Age: 3 through 4 Years Old

Interaction: Large Group

 

Materials:

  • Fish is Fish by Leo Lionni
  • Pocket chart
  • Chart paper or chalkboard
  • Fish and frog reference pictures and informational books

Instructions:

  1. If possible, read a poem or book about frogs.
  2. Invite the children to tell what they know about frogs, ponds, and fish. Record this on a chart or chalkboard. This could be one day’s lesson, or you might continue if interest is high.
  3. Read Leo Lionni’s Fish is Fish. Discuss aspects of the story such as how we all change as we grow, certain animals have to live in certain places to survive, we can still be friends with others even if they are different than we are etc.
  4. Ask the children to list how fish and frogs are different and how they are the same. This can be recorded on a chart or board.
  5. Have animal reference books and picture encyclopedias available in the classroom. Divide the class into small groups. Each group can research one of the following areas: fish life cycle, natural fish food, natural fish enemies, and how frogs are helpful etc.

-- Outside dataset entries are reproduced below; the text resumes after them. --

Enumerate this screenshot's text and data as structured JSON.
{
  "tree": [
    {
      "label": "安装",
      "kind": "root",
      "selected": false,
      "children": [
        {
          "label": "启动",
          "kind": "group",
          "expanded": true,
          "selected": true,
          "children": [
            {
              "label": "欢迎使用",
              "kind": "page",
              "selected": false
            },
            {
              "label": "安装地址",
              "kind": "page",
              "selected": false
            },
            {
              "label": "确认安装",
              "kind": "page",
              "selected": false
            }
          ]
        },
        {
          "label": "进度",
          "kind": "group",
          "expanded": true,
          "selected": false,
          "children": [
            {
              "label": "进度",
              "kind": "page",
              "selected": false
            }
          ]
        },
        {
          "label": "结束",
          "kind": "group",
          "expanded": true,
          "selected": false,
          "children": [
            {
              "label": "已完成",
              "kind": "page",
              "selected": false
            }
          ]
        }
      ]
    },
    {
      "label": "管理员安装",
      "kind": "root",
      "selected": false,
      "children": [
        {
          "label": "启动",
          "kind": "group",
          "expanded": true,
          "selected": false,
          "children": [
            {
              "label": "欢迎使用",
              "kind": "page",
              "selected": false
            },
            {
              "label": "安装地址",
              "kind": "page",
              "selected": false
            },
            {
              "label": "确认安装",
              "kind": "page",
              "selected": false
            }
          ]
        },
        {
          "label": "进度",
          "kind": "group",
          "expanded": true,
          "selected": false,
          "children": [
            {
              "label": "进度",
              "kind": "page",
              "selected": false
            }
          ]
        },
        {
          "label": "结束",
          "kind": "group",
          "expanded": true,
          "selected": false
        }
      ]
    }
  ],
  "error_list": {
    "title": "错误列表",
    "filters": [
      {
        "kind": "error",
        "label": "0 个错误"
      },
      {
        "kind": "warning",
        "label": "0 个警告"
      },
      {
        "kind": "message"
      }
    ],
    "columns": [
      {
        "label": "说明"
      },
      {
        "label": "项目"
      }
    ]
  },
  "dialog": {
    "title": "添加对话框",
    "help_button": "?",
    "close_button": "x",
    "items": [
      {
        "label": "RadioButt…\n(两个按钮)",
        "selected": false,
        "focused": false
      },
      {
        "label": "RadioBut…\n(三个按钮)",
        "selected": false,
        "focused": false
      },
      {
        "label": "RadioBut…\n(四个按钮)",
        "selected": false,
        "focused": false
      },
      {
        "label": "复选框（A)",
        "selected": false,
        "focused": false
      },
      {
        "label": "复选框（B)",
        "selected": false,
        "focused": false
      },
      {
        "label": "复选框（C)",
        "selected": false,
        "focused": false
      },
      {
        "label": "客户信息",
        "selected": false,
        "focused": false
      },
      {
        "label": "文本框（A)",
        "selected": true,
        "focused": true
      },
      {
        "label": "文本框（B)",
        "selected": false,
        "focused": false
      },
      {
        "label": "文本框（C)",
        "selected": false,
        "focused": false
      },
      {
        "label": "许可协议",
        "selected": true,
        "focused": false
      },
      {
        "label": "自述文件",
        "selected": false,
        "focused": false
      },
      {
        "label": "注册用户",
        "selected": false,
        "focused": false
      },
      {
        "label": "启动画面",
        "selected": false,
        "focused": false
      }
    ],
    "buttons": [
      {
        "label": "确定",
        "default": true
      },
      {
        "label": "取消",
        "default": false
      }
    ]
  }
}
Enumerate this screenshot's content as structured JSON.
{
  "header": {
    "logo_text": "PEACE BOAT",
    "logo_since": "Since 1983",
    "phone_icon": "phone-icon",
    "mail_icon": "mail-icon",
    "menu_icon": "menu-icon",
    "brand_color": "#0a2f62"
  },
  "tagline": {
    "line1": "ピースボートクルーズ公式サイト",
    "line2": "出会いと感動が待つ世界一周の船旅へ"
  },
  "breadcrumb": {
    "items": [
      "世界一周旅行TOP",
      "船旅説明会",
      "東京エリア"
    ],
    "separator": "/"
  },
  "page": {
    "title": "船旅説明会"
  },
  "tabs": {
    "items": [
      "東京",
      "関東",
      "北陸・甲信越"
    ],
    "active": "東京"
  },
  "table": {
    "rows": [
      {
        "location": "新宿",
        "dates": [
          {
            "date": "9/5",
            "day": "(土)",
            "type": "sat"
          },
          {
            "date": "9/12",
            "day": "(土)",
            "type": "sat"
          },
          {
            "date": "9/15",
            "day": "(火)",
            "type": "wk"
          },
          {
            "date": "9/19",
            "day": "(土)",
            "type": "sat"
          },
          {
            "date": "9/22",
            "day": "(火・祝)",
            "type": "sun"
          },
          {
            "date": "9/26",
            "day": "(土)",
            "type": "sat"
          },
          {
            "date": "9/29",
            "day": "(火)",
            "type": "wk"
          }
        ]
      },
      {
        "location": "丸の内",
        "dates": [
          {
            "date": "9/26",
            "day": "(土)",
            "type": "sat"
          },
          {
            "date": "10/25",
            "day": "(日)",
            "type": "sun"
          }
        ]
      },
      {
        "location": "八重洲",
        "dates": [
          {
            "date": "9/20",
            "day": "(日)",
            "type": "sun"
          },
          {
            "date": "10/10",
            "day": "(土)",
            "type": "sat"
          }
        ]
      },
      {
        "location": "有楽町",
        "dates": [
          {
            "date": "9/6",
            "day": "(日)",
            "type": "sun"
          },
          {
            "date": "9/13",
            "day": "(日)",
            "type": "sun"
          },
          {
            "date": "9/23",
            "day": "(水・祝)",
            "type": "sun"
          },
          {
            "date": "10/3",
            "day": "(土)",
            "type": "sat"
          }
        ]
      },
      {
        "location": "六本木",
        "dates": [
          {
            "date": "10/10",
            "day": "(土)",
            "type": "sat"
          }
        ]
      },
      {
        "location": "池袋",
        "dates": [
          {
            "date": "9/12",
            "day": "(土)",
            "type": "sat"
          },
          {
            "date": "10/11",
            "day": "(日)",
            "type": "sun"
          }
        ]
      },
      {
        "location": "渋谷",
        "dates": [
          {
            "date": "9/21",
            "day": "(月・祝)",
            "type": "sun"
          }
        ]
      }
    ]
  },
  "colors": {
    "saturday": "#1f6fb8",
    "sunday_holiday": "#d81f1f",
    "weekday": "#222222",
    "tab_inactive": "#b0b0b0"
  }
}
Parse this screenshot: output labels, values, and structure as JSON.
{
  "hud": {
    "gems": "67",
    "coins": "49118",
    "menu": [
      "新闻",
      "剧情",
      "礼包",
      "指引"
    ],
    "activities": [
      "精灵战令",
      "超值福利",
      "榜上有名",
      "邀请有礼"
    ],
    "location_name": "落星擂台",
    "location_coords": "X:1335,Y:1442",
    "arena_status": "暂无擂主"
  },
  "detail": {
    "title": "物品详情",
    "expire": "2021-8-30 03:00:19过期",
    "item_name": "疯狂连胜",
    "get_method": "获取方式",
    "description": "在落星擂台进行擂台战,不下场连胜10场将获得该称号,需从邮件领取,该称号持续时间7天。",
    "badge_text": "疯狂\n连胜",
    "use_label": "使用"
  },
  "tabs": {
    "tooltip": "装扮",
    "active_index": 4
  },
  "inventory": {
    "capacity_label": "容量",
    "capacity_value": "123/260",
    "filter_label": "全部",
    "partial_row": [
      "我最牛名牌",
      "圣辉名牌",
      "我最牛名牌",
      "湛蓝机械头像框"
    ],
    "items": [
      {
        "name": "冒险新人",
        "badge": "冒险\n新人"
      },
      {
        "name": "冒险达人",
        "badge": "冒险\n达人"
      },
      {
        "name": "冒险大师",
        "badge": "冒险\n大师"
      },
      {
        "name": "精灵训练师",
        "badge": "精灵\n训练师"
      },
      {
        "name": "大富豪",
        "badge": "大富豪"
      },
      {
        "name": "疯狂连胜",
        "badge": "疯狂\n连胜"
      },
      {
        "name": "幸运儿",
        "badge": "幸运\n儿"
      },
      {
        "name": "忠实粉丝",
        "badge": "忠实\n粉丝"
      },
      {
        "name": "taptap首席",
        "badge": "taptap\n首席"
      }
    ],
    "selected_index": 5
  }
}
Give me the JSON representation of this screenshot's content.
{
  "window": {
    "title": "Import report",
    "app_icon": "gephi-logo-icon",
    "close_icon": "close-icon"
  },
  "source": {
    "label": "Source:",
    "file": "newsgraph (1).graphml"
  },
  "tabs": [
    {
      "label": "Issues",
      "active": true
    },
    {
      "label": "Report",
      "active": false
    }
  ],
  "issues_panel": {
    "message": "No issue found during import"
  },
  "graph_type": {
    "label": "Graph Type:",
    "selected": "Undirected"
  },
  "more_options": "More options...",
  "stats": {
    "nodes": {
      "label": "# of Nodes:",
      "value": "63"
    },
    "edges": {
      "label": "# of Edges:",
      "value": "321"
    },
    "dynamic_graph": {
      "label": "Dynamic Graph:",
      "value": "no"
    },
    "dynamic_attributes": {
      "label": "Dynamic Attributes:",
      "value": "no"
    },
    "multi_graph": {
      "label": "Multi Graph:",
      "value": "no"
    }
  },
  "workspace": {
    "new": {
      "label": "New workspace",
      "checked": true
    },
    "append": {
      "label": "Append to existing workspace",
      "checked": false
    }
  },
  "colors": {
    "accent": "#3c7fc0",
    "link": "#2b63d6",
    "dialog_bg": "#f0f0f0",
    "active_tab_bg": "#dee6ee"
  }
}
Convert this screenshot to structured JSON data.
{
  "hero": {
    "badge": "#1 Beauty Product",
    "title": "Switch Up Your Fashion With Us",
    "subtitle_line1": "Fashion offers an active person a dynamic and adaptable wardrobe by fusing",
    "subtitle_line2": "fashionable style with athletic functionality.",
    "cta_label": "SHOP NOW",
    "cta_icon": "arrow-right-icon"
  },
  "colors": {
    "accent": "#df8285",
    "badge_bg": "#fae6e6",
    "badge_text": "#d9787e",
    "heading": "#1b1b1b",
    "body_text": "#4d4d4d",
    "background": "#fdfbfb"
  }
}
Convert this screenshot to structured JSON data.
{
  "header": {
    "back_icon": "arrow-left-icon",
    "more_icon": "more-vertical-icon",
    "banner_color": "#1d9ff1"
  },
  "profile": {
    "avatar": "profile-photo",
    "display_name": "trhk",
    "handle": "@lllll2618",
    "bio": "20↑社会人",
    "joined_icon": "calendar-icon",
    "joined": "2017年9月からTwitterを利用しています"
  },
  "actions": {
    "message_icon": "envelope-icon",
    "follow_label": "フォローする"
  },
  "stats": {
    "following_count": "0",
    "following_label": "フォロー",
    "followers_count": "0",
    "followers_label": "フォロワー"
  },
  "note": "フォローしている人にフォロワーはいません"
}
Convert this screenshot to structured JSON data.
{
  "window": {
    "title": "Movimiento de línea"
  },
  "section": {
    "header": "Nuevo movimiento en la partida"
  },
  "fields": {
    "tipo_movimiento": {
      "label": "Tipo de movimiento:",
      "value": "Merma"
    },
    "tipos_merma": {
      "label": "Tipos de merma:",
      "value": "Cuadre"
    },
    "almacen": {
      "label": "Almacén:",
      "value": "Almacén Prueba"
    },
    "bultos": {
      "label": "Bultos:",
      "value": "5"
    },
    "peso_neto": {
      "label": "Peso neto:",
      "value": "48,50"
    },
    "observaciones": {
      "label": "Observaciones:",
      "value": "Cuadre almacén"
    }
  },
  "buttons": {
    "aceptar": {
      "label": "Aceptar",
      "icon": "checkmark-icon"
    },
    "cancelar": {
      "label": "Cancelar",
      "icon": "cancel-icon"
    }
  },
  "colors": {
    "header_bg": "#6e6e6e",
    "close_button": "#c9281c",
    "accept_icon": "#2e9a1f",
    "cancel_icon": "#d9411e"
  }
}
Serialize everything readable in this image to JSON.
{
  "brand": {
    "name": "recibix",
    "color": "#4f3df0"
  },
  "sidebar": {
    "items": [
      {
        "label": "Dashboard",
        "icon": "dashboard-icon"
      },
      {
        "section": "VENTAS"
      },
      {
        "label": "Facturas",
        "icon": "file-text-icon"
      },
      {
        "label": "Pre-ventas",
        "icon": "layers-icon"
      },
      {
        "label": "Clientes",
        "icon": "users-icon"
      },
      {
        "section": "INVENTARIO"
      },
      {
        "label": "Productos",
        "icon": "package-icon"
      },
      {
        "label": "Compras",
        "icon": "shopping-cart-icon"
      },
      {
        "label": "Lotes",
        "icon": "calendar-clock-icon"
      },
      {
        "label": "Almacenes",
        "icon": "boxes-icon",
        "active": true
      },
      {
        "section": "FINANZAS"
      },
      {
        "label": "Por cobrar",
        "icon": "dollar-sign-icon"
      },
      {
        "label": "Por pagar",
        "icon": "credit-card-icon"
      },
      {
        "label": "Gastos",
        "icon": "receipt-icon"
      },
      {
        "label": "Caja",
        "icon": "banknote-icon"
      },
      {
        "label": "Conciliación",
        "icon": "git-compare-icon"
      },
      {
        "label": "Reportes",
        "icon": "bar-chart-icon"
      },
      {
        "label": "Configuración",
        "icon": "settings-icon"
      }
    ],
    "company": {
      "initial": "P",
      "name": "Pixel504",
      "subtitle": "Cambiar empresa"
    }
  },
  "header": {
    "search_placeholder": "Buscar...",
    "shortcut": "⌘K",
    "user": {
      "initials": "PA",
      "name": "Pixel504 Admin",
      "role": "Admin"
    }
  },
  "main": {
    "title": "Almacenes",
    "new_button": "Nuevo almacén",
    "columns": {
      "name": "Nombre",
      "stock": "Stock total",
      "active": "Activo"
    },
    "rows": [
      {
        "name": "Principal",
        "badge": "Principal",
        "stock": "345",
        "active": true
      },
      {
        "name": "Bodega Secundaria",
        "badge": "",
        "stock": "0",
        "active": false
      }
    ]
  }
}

Each group member might have a job such as researcher, recorder, and reporter. Children should be allowed about two days to research and record their findings.

 

When the research is completed each group will have a turn sharing the facts they learn with the class. Visuals such as books and pictures are encouraged. As each group reports orally, record findings on a big poster.